Cardiorenal Genomics for Risk Prediction in African Descent Populations
Approved Research ID: 63682
Approval date: January 25th 2021
Hypertension (HTN) and chronic kidney disease (CKD) are major risk factors for cardiovascular disease outcomes which disproportionately affect African Americans (AAs). AAs have a higher prevalence of HTN and CKD (40%, 18%, respectively) than EAs (28%, 13%, respectively) and Hispanics (26%, 15%, respectively), and are also more likely to be taking antihypertensives (AHT), yet are less likely to have their blood pressure (BP) controlled. The reasons for these differences are known to include both environmental and inherited factors. To date, environmental contributors are better understood, yet few clinically impactful genetic-risk contributors overburdening AAs have been identified. Some examples include apolipoprotein L1 (APOL1; risk variants G1 and G2 confer up to a 7-fold increased risk for end-stage renal disease), Sickle Cell Trait (HBB rs344 associated with a 2-fold increased risk for end-stage renal disease), and TTR V122I (associated with 2 fold higher odds for heart failure).

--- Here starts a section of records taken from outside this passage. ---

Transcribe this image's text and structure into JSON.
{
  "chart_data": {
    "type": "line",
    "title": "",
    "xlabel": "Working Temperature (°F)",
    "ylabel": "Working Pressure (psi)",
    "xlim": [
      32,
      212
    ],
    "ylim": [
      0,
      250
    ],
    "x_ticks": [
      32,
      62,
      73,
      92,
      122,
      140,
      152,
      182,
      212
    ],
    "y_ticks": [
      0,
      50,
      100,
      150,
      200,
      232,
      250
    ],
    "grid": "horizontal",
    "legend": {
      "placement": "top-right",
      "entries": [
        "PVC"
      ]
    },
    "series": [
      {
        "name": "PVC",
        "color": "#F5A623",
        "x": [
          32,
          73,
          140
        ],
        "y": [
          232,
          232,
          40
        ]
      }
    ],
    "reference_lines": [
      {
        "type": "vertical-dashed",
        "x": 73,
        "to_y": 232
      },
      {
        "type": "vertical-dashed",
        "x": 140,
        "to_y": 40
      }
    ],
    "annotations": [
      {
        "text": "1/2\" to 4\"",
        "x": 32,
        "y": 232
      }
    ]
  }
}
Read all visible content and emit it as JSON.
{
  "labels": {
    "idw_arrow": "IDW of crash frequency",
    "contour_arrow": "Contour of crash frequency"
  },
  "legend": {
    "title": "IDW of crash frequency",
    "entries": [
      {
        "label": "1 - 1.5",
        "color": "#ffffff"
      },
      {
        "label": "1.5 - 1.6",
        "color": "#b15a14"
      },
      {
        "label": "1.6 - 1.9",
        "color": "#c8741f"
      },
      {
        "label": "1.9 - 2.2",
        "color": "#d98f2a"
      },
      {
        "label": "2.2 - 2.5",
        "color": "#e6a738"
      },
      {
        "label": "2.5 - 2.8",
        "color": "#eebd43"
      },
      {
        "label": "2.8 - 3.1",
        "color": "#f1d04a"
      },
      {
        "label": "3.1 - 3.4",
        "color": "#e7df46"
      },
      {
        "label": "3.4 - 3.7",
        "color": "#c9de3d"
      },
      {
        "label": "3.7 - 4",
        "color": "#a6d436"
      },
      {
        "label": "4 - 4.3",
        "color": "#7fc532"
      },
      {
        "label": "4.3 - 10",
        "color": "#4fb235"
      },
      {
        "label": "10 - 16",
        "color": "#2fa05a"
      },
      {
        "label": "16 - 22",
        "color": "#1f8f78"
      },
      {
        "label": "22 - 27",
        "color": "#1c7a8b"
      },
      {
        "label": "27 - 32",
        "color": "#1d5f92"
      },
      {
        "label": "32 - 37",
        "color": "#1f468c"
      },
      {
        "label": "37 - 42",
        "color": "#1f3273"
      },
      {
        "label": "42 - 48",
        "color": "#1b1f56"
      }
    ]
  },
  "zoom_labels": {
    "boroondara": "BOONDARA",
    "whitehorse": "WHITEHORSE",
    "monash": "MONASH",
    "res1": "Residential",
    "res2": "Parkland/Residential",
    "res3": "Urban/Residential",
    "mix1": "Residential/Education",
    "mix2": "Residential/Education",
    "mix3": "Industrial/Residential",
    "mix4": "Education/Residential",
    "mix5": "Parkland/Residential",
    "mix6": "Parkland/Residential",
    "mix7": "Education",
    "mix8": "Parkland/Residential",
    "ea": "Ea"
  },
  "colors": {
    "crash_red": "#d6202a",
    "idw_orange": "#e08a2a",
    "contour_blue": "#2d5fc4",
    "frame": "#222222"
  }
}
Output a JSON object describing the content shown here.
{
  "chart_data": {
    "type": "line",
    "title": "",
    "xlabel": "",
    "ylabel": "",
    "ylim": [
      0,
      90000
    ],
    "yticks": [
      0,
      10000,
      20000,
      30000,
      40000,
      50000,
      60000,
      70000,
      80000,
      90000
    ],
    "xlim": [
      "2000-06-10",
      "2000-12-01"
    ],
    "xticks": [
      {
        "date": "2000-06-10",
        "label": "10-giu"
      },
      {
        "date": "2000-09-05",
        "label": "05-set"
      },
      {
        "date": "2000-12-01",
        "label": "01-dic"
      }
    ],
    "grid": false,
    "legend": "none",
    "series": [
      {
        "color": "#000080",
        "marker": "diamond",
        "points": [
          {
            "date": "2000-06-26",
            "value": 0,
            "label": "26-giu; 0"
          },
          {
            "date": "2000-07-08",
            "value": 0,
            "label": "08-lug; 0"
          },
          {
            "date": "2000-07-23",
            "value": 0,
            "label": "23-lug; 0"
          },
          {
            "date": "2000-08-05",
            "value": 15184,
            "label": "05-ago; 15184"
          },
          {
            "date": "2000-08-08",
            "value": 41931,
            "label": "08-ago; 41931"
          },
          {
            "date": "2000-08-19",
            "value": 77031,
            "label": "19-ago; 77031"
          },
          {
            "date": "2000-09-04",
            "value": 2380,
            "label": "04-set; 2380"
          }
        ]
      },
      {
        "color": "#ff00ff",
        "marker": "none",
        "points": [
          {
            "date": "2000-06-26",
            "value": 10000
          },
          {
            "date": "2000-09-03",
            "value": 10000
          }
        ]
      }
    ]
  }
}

Overall, more research is needed to continue to characterize genetic risk factors that can help explain and ultimately prevent these disparities. Unfortunately, populations of African ancestry have been severely underrepresented in genetic epidemiology and pharmacogenetic research (AAs represent <5% of the individuals covered in published genome wide association studies (GWAS) leaving many suspected gaps).Recently, this problem has gained increasing recognition due advancements in genetic testing (that has been severely biased towards European Ancestry (EAs) populations due to the available data (e.g. the UK Biobank >400K EAs, <15K AAs). Overall, this research will aid in filling in major gaps in genetic research in this ancestry group. We expect replication efforts from Aims 1-2 to be complete in the next 2 years and for aim 3 in the year 3.